The August of 1872 and of 1873 again found him with his sister at St.-Aubin, and the earlier visit was an important one: since it supplied him with the materials of his next work, of which Miss Annie Thackeray, there also for a few days, suggested the title. The tragic drama which forms the subject of Mr. Browning's poem had been in great part enacted in the vicinity of St.-Aubin; and the case of disputed inheritance to which it had given rise was pending at that moment in the tribunals of Caen. The prevailing impression left on Miss Thackeray's mind by this primitive district was, she declared, that of white cotton nightcaps (the habitual headgear of the Normandy peasants). She engaged to write a story called 'White Cotton Nightcap Country'; and Mr.
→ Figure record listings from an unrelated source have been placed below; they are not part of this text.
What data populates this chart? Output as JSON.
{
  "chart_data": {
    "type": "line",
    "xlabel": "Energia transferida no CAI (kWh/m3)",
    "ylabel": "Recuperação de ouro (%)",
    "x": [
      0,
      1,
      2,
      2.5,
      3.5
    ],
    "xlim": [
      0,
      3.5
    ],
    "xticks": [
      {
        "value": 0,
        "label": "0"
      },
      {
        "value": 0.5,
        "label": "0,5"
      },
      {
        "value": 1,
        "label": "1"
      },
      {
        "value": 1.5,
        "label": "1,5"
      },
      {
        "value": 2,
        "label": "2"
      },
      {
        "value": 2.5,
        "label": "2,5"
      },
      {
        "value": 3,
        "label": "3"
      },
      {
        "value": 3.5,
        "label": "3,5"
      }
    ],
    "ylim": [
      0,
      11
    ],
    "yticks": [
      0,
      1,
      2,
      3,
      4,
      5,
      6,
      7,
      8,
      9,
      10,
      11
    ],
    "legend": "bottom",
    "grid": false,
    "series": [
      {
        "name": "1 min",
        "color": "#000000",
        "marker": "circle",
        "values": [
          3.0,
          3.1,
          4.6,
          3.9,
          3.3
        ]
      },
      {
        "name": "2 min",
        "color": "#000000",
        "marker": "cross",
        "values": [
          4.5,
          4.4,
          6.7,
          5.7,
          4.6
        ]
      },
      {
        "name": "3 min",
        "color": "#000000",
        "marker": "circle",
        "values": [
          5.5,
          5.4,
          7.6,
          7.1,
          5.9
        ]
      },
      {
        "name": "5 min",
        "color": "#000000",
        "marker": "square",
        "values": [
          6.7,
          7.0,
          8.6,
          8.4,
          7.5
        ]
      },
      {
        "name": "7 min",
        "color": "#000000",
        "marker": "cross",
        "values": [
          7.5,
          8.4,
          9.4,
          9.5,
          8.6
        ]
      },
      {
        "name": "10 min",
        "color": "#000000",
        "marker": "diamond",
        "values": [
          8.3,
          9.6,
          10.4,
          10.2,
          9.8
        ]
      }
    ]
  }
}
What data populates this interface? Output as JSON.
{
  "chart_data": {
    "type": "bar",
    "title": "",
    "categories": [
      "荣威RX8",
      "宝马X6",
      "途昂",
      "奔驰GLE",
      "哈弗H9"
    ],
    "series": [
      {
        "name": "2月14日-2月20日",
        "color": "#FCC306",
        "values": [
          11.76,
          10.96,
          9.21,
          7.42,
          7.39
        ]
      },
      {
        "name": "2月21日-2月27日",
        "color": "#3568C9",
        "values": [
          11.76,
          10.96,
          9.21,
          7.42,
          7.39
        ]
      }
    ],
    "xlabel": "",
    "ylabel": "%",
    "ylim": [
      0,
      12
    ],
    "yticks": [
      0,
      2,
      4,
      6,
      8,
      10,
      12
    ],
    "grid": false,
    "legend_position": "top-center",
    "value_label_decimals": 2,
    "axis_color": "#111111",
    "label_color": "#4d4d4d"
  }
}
Browning's quick sense of both contrast and analogy inspired the introduction of this emblem of repose into his own picture of that peaceful, prosaic existence, and of the ghastly spiritual conflict to which it had served as background. He employed a good deal of perhaps strained ingenuity in the opening pages of the work, in making the white cap foreshadow the red, itself the symbol of liberty, and only indirectly connected with tragic events; and he would, I think, have emphasized the irony of circumstance in a manner more characteristic of himself, if he had laid his stress on the remoteness from 'the madding crowd', and repeated Miss Thackeray's title. There can, however, be no doubt that his poetic imagination, no less than his human insight, was amply vindicated by his treatment of the story.
On leaving St.-Aubin he spent a month at Fontainebleau, in a house situated on the outskirts of the forest; and here his principal indoor occupation was reading the Greek dramatists, especially Aeschylus, to whom he had returned with revived interest and curiosity. 'Red Cotton Nightcap Country' was not begun till his return to London in the later autumn. It was published in the early summer of 1873.